STEM nonfiction by Black, Latinx, Native authors
January 9, 2018 10:42 AM   Subscribe

Just what it says in the title. I’m looking for good science writing or mathematical books by Black, Latinx, and Native/Indigenous authors. Any topic fine— popular science/math preferred but not required, so if you’ve got some super technical dissertation that’s just the best, hit me!
posted by peppercorn to Writing & Language (11 answers total) 19 users marked this as a favorite
 
Best answer: Neil DeGrasse Tyson is an obvious choice; his Death By Black Hole is quite good.
posted by Johnny Assay at 10:47 AM on January 9, 2018


Best answer: Braiding Sweetgrass is a great book on ecology/natural history by Robin Wall Kimmerer, who is Potawatomi.
posted by Jeanne at 10:52 AM on January 9, 2018


I don't think she has authored a book (yet) but I really get a lot out of Dr. Ayana Elizabeth Johnson's writing on the environment.
posted by pantarei70 at 10:53 AM on January 9, 2018


Best answer: Worth perusing Chanda Prescod-Weinstein's Decolonising Science Reading List.
posted by quaking fajita at 10:57 AM on January 9, 2018 [1 favorite]


Safiya Noble is a great writer and excellent speaker; her forthcoming book "Algorithms of Oppression" promises to be great. She's at USC's Annenberg School of Communication.
posted by sockermom at 11:17 AM on January 9, 2018


Response by poster: Thanks all (these are all best answers but marking the actual published books/lists of books for later!)
posted by peppercorn at 1:58 PM on January 9, 2018


Best answer: Not a book, but Piper Harron's PhD thesis, "The Equidistribution of Lattice Shapes of Rings of Integers of Cubic, Quartic, and Quintic Number Fields: an Artist’s Rendering" is available online and intended to be readable by non-mathematicians.
posted by batter_my_heart at 4:30 PM on January 9, 2018 [1 favorite]

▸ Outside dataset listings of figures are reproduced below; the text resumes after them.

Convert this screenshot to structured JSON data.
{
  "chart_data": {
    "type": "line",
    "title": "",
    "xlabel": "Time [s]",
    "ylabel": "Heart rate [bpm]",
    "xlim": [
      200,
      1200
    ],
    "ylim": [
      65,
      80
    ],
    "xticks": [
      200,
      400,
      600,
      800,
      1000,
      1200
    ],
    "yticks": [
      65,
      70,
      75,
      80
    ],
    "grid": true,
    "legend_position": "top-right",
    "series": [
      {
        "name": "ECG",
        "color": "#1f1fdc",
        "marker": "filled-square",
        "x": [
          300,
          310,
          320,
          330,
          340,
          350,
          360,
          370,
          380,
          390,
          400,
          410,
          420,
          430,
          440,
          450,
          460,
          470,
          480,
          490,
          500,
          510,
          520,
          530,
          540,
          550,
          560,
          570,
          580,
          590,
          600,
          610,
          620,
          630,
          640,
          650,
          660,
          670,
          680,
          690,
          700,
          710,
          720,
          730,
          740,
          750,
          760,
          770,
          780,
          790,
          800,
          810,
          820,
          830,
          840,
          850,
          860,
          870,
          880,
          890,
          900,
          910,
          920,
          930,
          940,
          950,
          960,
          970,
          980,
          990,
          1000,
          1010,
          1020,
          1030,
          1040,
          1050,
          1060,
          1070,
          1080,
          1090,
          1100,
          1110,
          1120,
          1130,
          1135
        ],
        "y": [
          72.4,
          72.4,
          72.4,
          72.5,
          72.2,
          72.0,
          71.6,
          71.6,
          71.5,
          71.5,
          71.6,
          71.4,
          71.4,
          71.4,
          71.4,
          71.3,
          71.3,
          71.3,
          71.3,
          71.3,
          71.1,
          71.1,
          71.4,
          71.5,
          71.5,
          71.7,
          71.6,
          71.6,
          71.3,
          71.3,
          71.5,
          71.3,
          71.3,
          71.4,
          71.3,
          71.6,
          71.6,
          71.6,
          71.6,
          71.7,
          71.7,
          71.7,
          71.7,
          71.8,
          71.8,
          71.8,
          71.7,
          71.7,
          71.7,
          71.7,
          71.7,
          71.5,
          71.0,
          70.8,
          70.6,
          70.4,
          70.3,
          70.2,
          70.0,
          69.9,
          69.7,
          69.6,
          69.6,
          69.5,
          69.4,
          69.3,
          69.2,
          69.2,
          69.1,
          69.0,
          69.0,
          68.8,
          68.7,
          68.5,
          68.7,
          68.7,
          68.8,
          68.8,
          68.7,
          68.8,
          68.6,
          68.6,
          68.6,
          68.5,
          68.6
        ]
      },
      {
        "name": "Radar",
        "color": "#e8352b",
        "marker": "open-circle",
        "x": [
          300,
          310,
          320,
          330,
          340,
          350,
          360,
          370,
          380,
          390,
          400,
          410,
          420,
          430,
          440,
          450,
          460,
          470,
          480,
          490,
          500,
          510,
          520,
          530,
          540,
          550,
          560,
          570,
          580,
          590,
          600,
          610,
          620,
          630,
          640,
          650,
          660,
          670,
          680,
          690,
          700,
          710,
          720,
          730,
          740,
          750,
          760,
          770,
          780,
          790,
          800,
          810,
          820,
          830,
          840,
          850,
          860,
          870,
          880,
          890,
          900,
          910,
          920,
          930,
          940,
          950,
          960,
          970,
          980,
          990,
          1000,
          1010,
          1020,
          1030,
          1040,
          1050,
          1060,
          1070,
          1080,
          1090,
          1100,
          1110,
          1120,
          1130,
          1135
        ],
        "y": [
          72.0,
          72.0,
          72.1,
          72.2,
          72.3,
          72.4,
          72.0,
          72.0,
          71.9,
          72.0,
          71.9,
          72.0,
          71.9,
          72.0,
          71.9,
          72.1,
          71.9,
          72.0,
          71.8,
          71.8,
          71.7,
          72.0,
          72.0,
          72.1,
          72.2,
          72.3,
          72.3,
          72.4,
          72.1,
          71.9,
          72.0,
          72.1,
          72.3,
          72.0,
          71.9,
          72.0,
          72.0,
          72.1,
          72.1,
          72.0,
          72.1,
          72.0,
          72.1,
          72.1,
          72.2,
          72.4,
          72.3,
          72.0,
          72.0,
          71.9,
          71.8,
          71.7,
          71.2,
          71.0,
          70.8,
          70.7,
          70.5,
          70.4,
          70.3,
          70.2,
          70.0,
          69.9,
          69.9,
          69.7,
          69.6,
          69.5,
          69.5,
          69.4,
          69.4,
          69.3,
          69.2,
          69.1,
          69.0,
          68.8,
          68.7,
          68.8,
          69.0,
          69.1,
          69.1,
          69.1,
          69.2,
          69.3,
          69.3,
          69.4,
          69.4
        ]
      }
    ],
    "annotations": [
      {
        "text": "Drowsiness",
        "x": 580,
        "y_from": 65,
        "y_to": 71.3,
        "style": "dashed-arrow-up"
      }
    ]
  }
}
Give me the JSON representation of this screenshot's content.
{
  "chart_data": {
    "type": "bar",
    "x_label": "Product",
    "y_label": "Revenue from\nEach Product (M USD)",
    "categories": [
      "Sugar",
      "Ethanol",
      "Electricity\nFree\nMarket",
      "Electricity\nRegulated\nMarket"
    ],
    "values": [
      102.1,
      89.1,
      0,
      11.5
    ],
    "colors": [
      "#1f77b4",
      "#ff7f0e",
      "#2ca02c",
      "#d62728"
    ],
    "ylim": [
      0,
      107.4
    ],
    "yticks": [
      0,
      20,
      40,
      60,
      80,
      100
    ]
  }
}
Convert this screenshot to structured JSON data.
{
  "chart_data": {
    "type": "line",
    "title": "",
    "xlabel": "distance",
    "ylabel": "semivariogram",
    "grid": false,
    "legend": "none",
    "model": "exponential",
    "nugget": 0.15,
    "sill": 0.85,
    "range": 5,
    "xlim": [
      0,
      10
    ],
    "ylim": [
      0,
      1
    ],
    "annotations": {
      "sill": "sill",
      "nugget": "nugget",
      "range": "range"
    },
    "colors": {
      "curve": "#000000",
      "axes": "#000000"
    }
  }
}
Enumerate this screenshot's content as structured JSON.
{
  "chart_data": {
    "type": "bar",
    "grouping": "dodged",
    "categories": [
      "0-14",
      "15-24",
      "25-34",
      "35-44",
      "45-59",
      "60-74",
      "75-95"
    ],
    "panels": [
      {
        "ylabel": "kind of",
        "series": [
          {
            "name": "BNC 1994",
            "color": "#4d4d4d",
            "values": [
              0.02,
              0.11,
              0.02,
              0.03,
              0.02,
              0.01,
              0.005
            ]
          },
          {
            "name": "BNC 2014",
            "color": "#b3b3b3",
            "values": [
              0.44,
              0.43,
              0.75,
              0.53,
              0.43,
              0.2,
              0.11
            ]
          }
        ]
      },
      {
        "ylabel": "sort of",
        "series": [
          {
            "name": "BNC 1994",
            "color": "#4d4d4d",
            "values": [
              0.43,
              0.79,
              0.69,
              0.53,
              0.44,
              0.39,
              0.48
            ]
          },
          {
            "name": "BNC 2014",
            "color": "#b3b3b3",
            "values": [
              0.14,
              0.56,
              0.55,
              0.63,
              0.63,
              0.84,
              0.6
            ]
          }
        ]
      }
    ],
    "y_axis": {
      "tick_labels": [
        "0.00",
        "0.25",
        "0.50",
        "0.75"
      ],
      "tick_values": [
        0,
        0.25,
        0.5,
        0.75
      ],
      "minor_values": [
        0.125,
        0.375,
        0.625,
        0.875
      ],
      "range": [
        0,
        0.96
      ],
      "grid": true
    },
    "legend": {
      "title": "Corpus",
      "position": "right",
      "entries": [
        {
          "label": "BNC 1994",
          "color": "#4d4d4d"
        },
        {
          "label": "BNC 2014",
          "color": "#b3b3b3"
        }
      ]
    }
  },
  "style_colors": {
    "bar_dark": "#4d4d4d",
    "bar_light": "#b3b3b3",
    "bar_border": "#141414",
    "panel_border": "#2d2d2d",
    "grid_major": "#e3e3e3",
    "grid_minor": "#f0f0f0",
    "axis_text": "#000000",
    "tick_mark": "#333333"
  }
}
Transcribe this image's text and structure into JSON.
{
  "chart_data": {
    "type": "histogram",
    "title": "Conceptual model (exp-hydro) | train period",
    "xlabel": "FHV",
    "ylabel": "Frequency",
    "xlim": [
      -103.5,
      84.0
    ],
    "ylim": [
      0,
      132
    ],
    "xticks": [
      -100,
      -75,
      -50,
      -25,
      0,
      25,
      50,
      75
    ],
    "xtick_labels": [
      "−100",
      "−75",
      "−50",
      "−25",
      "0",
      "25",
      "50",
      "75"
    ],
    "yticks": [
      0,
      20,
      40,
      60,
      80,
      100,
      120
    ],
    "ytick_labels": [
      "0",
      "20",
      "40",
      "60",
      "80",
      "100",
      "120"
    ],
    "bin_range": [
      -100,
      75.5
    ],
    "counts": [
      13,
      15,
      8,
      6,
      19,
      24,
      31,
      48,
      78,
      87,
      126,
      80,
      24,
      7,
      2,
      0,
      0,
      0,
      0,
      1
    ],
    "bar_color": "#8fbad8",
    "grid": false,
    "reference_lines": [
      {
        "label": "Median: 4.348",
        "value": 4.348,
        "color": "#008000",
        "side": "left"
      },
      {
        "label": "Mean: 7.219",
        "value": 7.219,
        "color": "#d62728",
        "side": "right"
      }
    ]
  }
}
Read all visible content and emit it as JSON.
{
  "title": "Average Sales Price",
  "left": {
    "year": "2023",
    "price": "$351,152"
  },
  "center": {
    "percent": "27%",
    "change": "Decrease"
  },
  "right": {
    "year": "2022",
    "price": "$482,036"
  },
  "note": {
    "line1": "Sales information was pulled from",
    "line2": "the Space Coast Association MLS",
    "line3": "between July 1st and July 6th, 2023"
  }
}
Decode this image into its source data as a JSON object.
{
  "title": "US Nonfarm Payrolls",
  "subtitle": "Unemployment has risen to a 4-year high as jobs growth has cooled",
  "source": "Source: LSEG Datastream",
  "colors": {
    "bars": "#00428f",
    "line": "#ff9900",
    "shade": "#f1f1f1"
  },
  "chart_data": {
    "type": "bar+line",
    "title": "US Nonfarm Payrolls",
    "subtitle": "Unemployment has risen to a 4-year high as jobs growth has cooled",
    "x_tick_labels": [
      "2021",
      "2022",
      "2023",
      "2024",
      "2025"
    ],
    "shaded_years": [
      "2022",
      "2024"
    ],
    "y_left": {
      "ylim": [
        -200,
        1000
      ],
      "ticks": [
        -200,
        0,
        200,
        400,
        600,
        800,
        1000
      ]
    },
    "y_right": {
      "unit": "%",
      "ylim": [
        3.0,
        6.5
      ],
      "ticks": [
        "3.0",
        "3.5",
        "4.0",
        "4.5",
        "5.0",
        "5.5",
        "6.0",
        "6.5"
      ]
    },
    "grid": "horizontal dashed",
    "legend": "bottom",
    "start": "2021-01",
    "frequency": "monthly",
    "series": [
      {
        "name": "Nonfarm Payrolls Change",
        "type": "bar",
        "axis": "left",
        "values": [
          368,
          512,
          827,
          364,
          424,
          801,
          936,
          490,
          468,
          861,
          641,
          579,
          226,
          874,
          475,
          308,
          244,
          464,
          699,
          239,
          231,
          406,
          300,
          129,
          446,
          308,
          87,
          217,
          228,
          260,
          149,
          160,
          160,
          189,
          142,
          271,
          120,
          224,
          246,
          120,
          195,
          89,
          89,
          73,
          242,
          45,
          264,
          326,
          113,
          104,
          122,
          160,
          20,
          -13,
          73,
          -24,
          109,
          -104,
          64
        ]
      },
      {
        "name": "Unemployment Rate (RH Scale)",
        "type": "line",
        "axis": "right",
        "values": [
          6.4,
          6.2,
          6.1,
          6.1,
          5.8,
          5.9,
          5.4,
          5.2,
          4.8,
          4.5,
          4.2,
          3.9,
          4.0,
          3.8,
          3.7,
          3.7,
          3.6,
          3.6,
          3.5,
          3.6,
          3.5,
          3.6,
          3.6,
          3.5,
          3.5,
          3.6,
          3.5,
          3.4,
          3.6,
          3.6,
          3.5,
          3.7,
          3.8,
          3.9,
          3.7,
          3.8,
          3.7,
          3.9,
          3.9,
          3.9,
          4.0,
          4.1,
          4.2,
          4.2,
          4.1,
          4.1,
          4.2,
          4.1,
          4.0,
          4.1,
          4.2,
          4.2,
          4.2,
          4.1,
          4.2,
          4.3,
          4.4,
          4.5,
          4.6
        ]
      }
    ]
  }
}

Best answer: Robin Wall Kimmerer also wrote Gathering Moss, which I recommend. She's great.
posted by spindrifter at 6:42 PM on January 9, 2018 [1 favorite]


Check out the Chinese Society for Environmental Literature, which is an organization and maybe a publishing house? not sure. Lots of excellent stuff from essays to books.

Li Quan wrote Rewilded: Saving the South China Tiger, which is excellent and shows you the scope of some of the Chinese conservation programs.

Ndyakira Amooti mostly published children's books but was one of the foremost environmental journalists of his time and place and helped define the field. He died quite young or I think he'd have written some seiminal books. From Uganda.

The Environmental Crisis of Delhi is an excellent book, I don't recall the authors name right now.

Dreamland: A Self-Help Manual for a Frightened Nation is an excellent book about Iceland and hydropower. It's not in favor of hydro power. Or mining. Well worth reading.

Sakiko Fukuda-Parr is a development economist who has written a great deal about development and related topics like capacity building, GM crops, inequality. She worked for the world bank, very interesting read. I'd read the GM crops book first.

Different Shades of Green is a review of environmental writing and cultural associations in Africa. It's very good.
posted by fshgrl at 9:49 PM on January 9, 2018 [1 favorite]


Simon Singh has written a bunch of good popular science books, my favourite is The Code Book.
posted by sukeban at 1:02 AM on January 10, 2018 [1 favorite]


Oh, I've got another math one, this time an actual book: Cakes, Custards, and Category Theory, by Eugenia Cheng. It looks like she's published other works too -- just look at her author page.